Important disclaimers: I love Hofstadter and could read his musings to no end, and Surfaces and Essences is long and gets deep into the weeds of linguistics and thought.

This has become one of the most important books I've ever read. Hofstadter and Sander are making a very bold claim: all cognition is analogy making. However, if you're like me, this doesn't feel all that unlikely, so they first need to convince you that this claim is quite bold (keying on "all"), and proceed to dismantle beliefs you have about cognition and categorization by slowly chipping away at that mountain.

Thus, their task is large, and the book is very long. At times it feels like it may be going in circles or nowhere in particular. But it's broken my ability to think in categorized binary terms about things. For me, it was an upgrade to my cognitive firmware.
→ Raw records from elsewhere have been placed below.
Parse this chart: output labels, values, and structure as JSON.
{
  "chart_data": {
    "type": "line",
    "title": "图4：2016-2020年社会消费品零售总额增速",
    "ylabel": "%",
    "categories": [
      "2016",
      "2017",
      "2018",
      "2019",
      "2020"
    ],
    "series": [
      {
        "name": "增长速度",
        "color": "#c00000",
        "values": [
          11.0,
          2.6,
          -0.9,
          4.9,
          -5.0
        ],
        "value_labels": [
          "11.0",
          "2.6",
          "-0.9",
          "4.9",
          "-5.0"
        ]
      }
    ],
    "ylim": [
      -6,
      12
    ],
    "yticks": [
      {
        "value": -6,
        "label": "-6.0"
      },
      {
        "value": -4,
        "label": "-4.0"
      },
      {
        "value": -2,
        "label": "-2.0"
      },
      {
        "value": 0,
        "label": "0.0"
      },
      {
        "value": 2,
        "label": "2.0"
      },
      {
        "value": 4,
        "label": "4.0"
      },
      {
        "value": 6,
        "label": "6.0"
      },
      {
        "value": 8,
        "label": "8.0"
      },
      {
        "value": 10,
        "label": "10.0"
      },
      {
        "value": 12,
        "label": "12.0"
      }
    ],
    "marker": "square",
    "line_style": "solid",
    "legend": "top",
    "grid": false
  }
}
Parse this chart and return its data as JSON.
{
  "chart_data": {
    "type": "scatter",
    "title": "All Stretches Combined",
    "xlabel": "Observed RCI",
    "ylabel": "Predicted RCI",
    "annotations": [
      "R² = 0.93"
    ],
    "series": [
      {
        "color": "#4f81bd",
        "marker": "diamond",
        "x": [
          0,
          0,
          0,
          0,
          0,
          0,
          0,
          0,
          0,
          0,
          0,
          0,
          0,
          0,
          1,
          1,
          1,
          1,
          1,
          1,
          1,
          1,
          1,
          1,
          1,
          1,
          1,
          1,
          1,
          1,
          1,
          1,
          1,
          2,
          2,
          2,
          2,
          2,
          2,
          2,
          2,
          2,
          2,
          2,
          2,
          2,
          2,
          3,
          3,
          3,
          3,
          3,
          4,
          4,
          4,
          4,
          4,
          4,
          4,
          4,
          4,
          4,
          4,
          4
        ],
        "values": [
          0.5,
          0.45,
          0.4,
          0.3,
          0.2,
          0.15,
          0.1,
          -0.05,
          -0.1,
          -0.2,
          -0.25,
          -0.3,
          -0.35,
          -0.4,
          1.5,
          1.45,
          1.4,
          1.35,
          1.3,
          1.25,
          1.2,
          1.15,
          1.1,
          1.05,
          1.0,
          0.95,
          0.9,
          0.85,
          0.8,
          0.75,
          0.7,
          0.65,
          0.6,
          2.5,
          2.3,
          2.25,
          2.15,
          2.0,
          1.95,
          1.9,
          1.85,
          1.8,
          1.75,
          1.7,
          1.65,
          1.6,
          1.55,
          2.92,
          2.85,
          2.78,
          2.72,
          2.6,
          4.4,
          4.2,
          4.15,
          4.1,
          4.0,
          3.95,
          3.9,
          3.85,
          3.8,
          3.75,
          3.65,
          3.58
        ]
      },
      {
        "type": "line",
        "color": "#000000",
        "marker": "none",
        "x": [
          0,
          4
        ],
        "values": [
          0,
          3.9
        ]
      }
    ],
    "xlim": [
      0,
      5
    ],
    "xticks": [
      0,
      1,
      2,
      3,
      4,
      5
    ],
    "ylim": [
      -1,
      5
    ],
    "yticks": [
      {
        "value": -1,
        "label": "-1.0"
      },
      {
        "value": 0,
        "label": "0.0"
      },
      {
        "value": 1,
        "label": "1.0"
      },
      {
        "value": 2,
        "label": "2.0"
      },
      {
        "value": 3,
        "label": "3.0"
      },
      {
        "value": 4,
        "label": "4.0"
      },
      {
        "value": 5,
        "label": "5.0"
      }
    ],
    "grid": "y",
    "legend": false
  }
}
I can't begin to capture everything the book covers. However, one final disclaimer: the core of the argument is in this Hofstadter lecture: Analogy as the Core of Cognition. The lecture is great and far shorter than the book, so is perhaps is a better starting place. If you love it, then tackle this book.

Ratings

These are entirely subjective, and roughly try to capture my personal enjoyment and usefulness, and how likely I'd recommend it to others. Don't read too much into this unless you love my judgement. Rough guidelines:

A: Top quartile. Changed the way I think about something.

B: Worthwhile. I took away something useful.

C: Didn't hit, wouldn't directly recommend. Likely won't revisit.